On Wednesday, a U.S. soldier was killed and six wounded in an attack on a convoy near Mosul, the same northern town were Odai and Qusai died, the military reported. In a separate incident Tuesday night, a convoy was attacked in Ramadi, 60 miles west of the capital, killing one soldier and wounding two more.

The two deaths brought to 155 the number of American soldiers killed in action since the war began March 20, surpassing by eight the death toll in the 1991 Gulf War.

In an interview with CNN, Sanchez said deaths of the two sons may be a "turning point" in the campaign against the remnants of Saddam's regime.
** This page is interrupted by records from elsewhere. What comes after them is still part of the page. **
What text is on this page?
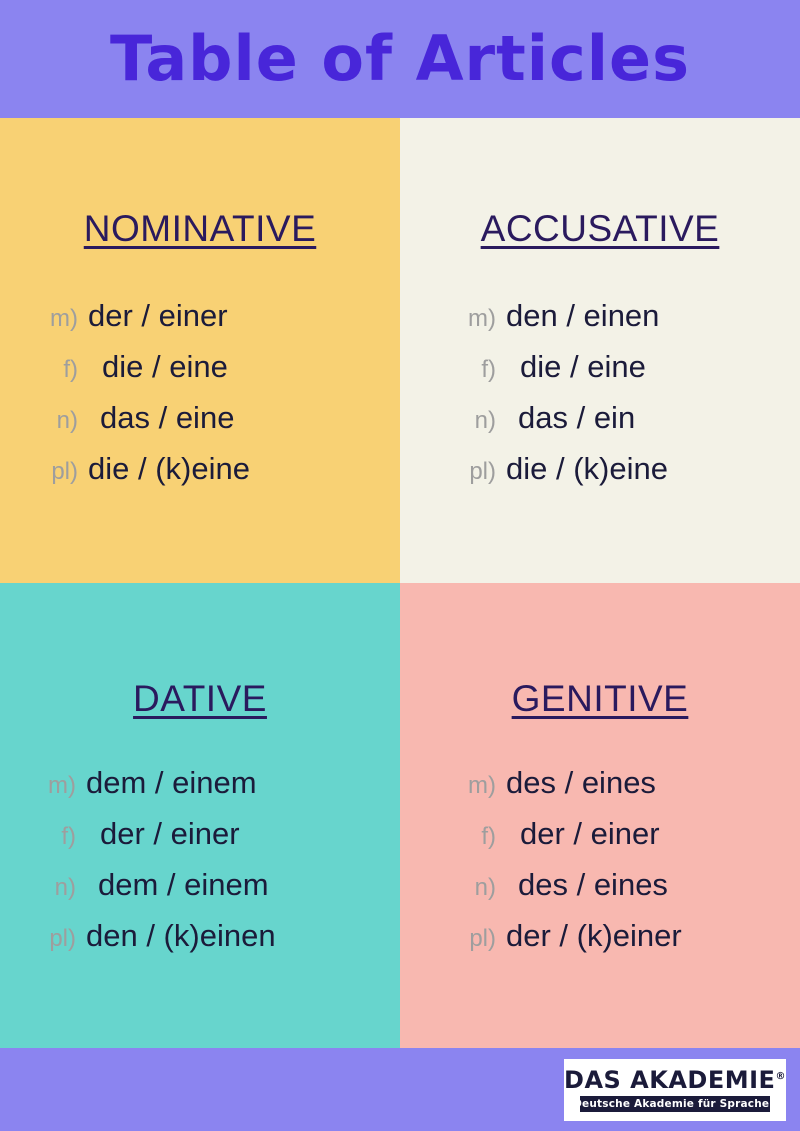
Table of Articles
NOMINATIVE
m) der / einer
f) die / eine
n) das / eine
pl) die / (k)eine
ACCUSATIVE
m) den / einen
f) die / eine
n) das / ein
pl) die / (k)eine
DATIVE
m) dem / einem
f) der / einer
n) dem / einem
pl) den / (k)einen
GENITIVE
m) des / eines
f) der / einer
n) des / eines
pl) der / (k)einer
DAS AKADEMIE®
Deutsche Akademie für Sprachen
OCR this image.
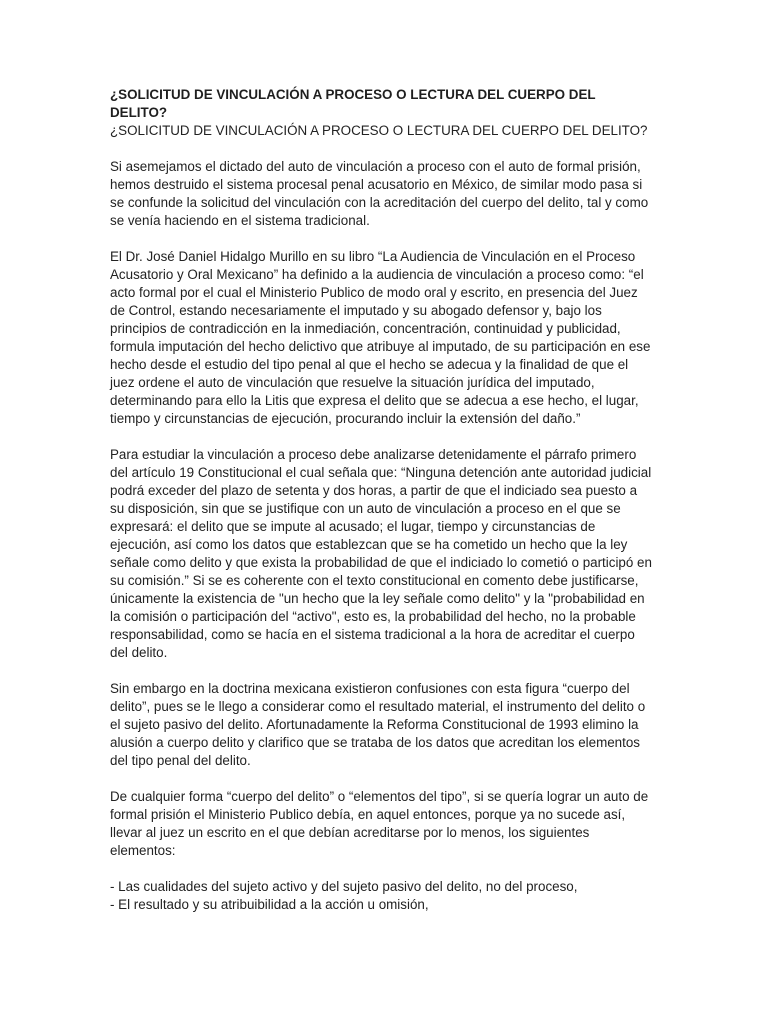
¿SOLICITUD DE VINCULACIÓN A PROCESO O LECTURA DEL CUERPO DEL
DELITO?

¿SOLICITUD DE VINCULACIÓN A PROCESO O LECTURA DEL CUERPO DEL DELITO?

Si asemejamos el dictado del auto de vinculación a proceso con el auto de formal prisión,
hemos destruido el sistema procesal penal acusatorio en México, de similar modo pasa si
se confunde la solicitud del vinculación con la acreditación del cuerpo del delito, tal y como
se venía haciendo en el sistema tradicional.

El Dr. José Daniel Hidalgo Murillo en su libro “La Audiencia de Vinculación en el Proceso
Acusatorio y Oral Mexicano” ha definido a la audiencia de vinculación a proceso como: “el
acto formal por el cual el Ministerio Publico de modo oral y escrito, en presencia del Juez
de Control, estando necesariamente el imputado y su abogado defensor y, bajo los
principios de contradicción en la inmediación, concentración, continuidad y publicidad,
formula imputación del hecho delictivo que atribuye al imputado, de su participación en ese
hecho desde el estudio del tipo penal al que el hecho se adecua y la finalidad de que el
juez ordene el auto de vinculación que resuelve la situación jurídica del imputado,
determinando para ello la Litis que expresa el delito que se adecua a ese hecho, el lugar,
tiempo y circunstancias de ejecución, procurando incluir la extensión del daño.”

Para estudiar la vinculación a proceso debe analizarse detenidamente el párrafo primero
del artículo 19 Constitucional el cual señala que: “Ninguna detención ante autoridad judicial
podrá exceder del plazo de setenta y dos horas, a partir de que el indiciado sea puesto a
su disposición, sin que se justifique con un auto de vinculación a proceso en el que se
expresará: el delito que se impute al acusado; el lugar, tiempo y circunstancias de
ejecución, así como los datos que establezcan que se ha cometido un hecho que la ley
señale como delito y que exista la probabilidad de que el indiciado lo cometió o participó en
su comisión.” Si se es coherente con el texto constitucional en comento debe justificarse,
únicamente la existencia de "un hecho que la ley señale como delito" y la "probabilidad en
la comisión o participación del “activo", esto es, la probabilidad del hecho, no la probable
responsabilidad, como se hacía en el sistema tradicional a la hora de acreditar el cuerpo
del delito.

Sin embargo en la doctrina mexicana existieron confusiones con esta figura “cuerpo del
delito”, pues se le llego a considerar como el resultado material, el instrumento del delito o
el sujeto pasivo del delito. Afortunadamente la Reforma Constitucional de 1993 elimino la
alusión a cuerpo delito y clarifico que se trataba de los datos que acreditan los elementos
del tipo penal del delito.

De cualquier forma “cuerpo del delito” o “elementos del tipo”, si se quería lograr un auto de
formal prisión el Ministerio Publico debía, en aquel entonces, porque ya no sucede así,
llevar al juez un escrito en el que debían acreditarse por lo menos, los siguientes
elementos:

- Las cualidades del sujeto activo y del sujeto pasivo del delito, no del proceso,
- El resultado y su atribuibilidad a la acción u omisión,
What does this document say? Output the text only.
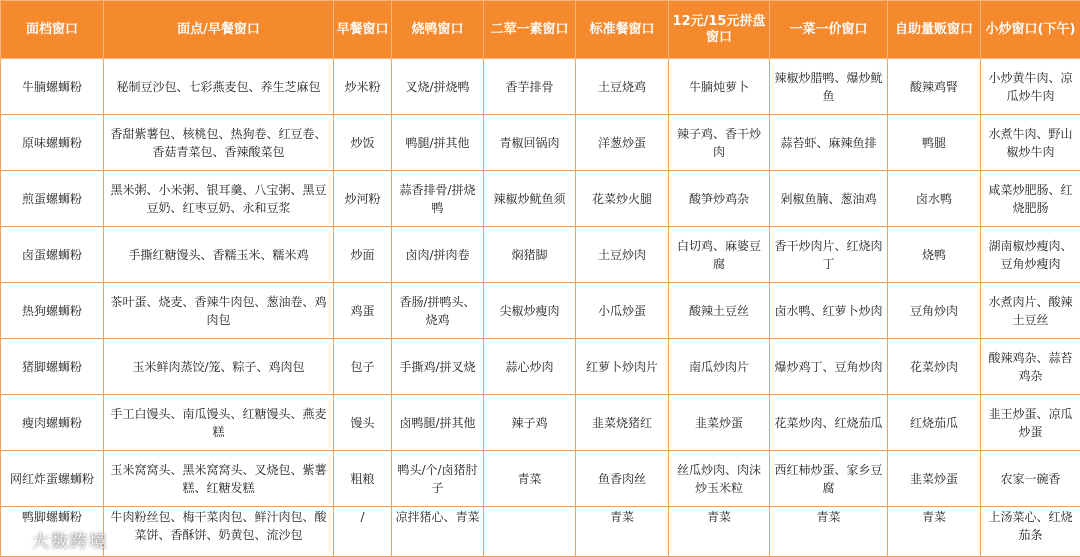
面档窗口	面点/早餐窗口	早餐窗口	烧鸭窗口	二荤一素窗口	标准餐窗口	12元/15元拼盘窗口	一菜一价窗口	自助量贩窗口	小炒窗口(下午)
牛腩螺蛳粉	秘制豆沙包、七彩燕麦包、养生芝麻包	炒米粉	叉烧/拼烧鸭	香芋排骨	土豆烧鸡	牛腩炖萝卜	辣椒炒腊鸭、爆炒鱿鱼	酸辣鸡腎	小炒黄牛肉、凉瓜炒牛肉
原味螺蛳粉	香甜紫薯包、核桃包、热狗卷、红豆卷、香菇青菜包、香辣酸菜包	炒饭	鸭腿/拼其他	青椒回锅肉	洋葱炒蛋	辣子鸡、香干炒肉	蒜苔虾、麻辣鱼排	鸭腿	水煮牛肉、野山椒炒牛肉
煎蛋螺蛳粉	黑米粥、小米粥、银耳羹、八宝粥、黑豆豆奶、红枣豆奶、永和豆浆	炒河粉	蒜香排骨/拼烧鸭	辣椒炒鱿鱼须	花菜炒火腿	酸笋炒鸡杂	剁椒鱼腩、葱油鸡	卤水鸭	咸菜炒肥肠、红烧肥肠
卤蛋螺蛳粉	手撕红糖馒头、香糯玉米、糯米鸡	炒面	卤肉/拼肉卷	焖猪脚	土豆炒肉	白切鸡、麻婆豆腐	香干炒肉片、红烧肉丁	烧鸭	湖南椒炒瘦肉、豆角炒瘦肉
热狗螺蛳粉	茶叶蛋、烧麦、香辣牛肉包、葱油卷、鸡肉包	鸡蛋	香肠/拼鸭头、烧鸡	尖椒炒瘦肉	小瓜炒蛋	酸辣土豆丝	卤水鸭、红萝卜炒肉	豆角炒肉	水煮肉片、酸辣土豆丝
猪脚螺蛳粉	玉米鲜肉蒸饺/笼、粽子、鸡肉包	包子	手撕鸡/拼叉烧	蒜心炒肉	红萝卜炒肉片	南瓜炒肉片	爆炒鸡丁、豆角炒肉	花菜炒肉	酸辣鸡杂、蒜苔鸡杂
瘦肉螺蛳粉	手工白馒头、南瓜馒头、红糖馒头、燕麦糕	馒头	卤鸭腿/拼其他	辣子鸡	韭菜烧猪红	韭菜炒蛋	花菜炒肉、红烧茄瓜	红烧茄瓜	韭王炒蛋、凉瓜炒蛋
网红炸蛋螺蛳粉	玉米窝窝头、黑米窝窝头、叉烧包、紫薯糕、红糖发糕	粗粮	鸭头/个/卤猪肘子	青菜	鱼香肉丝	丝瓜炒肉、肉沫炒玉米粒	西红柿炒蛋、家乡豆腐	韭菜炒蛋	农家一碗香
鸭脚螺蛳粉	牛肉粉丝包、梅干菜肉包、鲜汁肉包、酸菜饼、香酥饼、奶黄包、流沙包	/	凉拌猪心、青菜		青菜	青菜	青菜	青菜	上汤菜心、红烧茄条
大数跨境
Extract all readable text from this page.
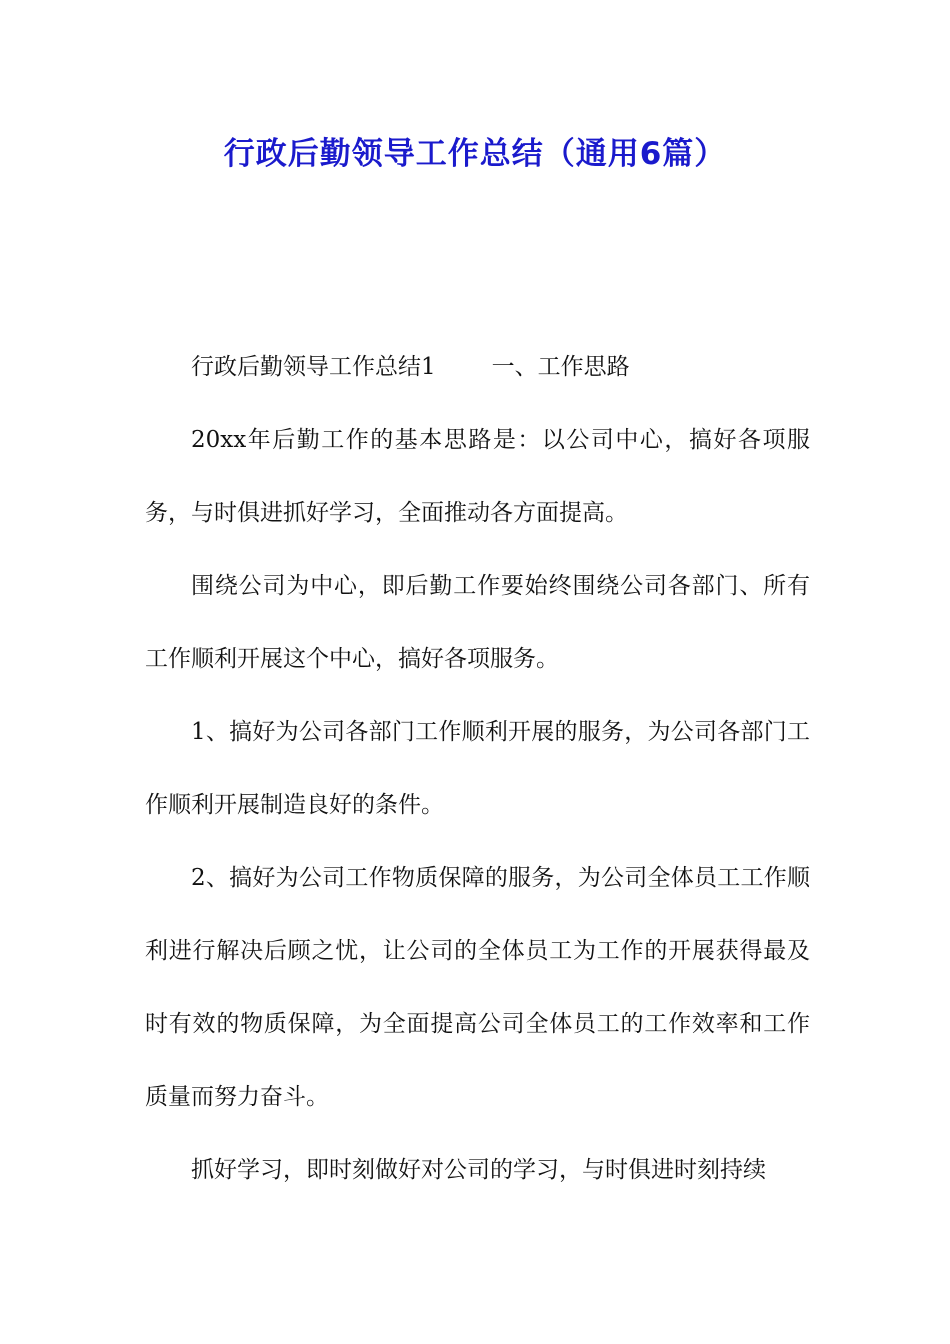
行政后勤领导工作总结（通用6篇）

行政后勤领导工作总结1 一、工作思路

20xx年后勤工作的基本思路是：以公司中心，搞好各项服务，与时俱进抓好学习，全面推动各方面提高。

围绕公司为中心，即后勤工作要始终围绕公司各部门、所有工作顺利开展这个中心，搞好各项服务。

1、搞好为公司各部门工作顺利开展的服务，为公司各部门工作顺利开展制造良好的条件。

2、搞好为公司工作物质保障的服务，为公司全体员工工作顺利进行解决后顾之忧，让公司的全体员工为工作的开展获得最及时有效的物质保障，为全面提高公司全体员工的工作效率和工作质量而努力奋斗。

抓好学习，即时刻做好对公司的学习，与时俱进时刻持续
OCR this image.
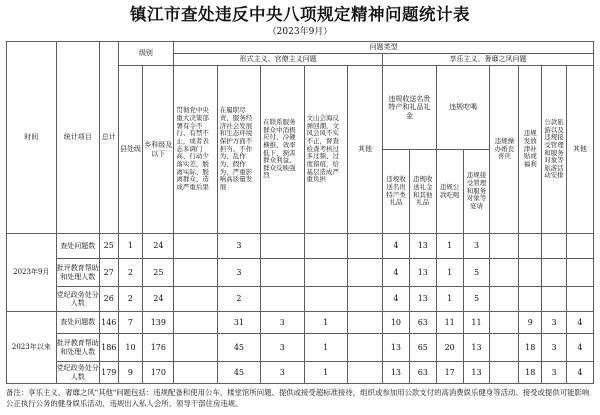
镇江市查处违反中央八项规定精神问题统计表
（2023年9月）
时间	统计项目	总计	级别		问题类型												
					形式主义、官僚主义问题					享乐主义、奢靡之风问题							
			县处级	乡科级及以下	贯彻党中央重大决策部署有令不行、有禁不止，或者表态多调门高、行动少落实差，脱离实际、脱离群众，造成严重后果	在履职尽责、服务经济社会发展和生态环境保护方面不担当、不作为、乱作为、假作为，严重影响高质量发展	在联系服务群众中消极应付、冷硬横推、效率低下，损害群众利益，群众反映强烈	文山会海反弹回潮，文风会风不实不正，督查检查考核过多过频、过度留痕，给基层造成严重负担	其他	违规收送名贵特产和礼品礼金		违规吃喝		违规操办婚丧喜庆	违规发放津补贴或福利	公款旅游以及违规接受管理和服务对象等旅游活动安排	其他
										违规收送名贵特产类礼品	违规收送礼金和其他礼品	违规公款吃喝	违规接受管理和服务对象等宴请				
2023年9月	查处问题数	25	1	24		3				4	13	1	3				
	批评教育帮助和处理人数	27	2	25		3				4	13	1	5				
	党纪政务处分人数	26	2	24		2				4	13	1	5				
2023年以来	查处问题数	146	7	139		31	3	1		10	63	11	11		9	3	4
	批评教育帮助和处理人数	186	10	176		45	3	1		13	65	20	13		18	3	4
	党纪政务处分人数	179	9	170		45	3	1		13	63	17	13		18	3	4
备注：享乐主义、奢靡之风"其他"问题包括：违规配备和使用公车、楼堂馆所问题、提供或接受超标准接待，组织或参加用公款支付的高消费娱乐健身等活动、接受或提供可能影响公正执行公务的健身娱乐活动、违规出入私人会所、领导干部住房违规。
But he warned there may be "a spike" in attacks on U.S. forces.

In the tape, Saddam purportedly said: "Yes, this war has not ended. ... The will of the people will not be subdued by the enemy."

There was no way to immediately and independently verify it was the former dictator, although it sounded like him.

Commenting on the tape, Mohammed al-Douri, Iraq's former ambassador to the United Nations, said it was Saddam but that he no long has any significant influence in the country.

"It is an attempt on behalf of Saddam Hussein to tell the Iraqi people and the world that he is still there," he said. "This is his voice, Saddam is there, but I do not think that he has any effective role over the Iraqi people."

An American commander said the person who tipped U.S. forces to the presence of the brothers Monday night was in protective custody in Iraq.

When asked why, Col. Joe Anderson, commander of the 2nd Brigade, 101st Airborne Division, said: "People know who owns the house, so that's a factor," Anderson said, refusing to say if the tipster and the owner of the villa were the same person.

The house belonged to Nawaf al-Zaydan Muhhamad, a Saddam cousin and tribal leader in the region.

Across the street from the vast villa where Odai and Qusai Hussein were killed in a joint operation by the 101st Airborne Division and U.S. Special Forces, Seed Badr, 50, a gray-bearded taxi driver wearing a blue Arab robe, cursed the Americans.

"This is terrorism. They are killers."

Asked what he thought of the operation to kill Odai and Qusai, Badr responded: "I think the house was empty."

Some Mosul residents said Mosul's reputation as a safe, quiet place likely drew the brothers to hide out in the villa of a Saddam cousin.

"They probably came here because it's safe. People here don't have any connection with Saddam," said 36-year-old businessman Muhammad Khalil, as he stood outside the remains of the three-story home.

There was no evidence the brothers were directly guiding the guerrilla war against U.S. forces, with attacks averaging 12 daily. Knowledge that they were still alive, however, was believed to have been a significant factor for the resistance, which hoped to wear down the coalition occupation.

The brothers' deaths Tuesday were expected by many analysts to be a major blow to the resistance movement.

Several dozen U.S. soldiers relaxed in front of the gutted mansion, their weapons mostly pointed toward the ground. There were 12 Humvees and an armored troop carrier, but no Bradley fighting vehicles or tanks.

He said that 10 TOW anti-tank missile fired from Humvees had silenced most of the resistance, apparently killing three of the four suspects. The battle ended at about 2 p.m. on Tuesday, when troops stormed up the stairs to the second floor and shot the remaining suspect.

The bodies of Odai and Qusai -- long feared by most Iraqis for their roles in the military and intelligence arms of Saddam's brutal dictatorship -- were taken to the Baghdad International Airport base of American forces Wednesday to be flown out of the country, U.S. officials said. They would not say why the bodies were being taken out of Iraq or to where.

The mansion in Mosul sits in a neighborhood of sprawling villas and opposite a mosque. A house across the street also was damaged, along with 10 to 12 others nearby.

The Army strung a helix of razor wire around the perimeter of the villa. Outside a few hundred people gathered, chanting: "We sacrifice our blood and souls for you, Saddam" when television cameras arrived.

Asked whether he thought the killings of his sons meant Saddam soon would be found, Khalil said: "One should be close to the other."

Mohammad Ali, 15, said he witnessed the raid, hiding in a nearby alley.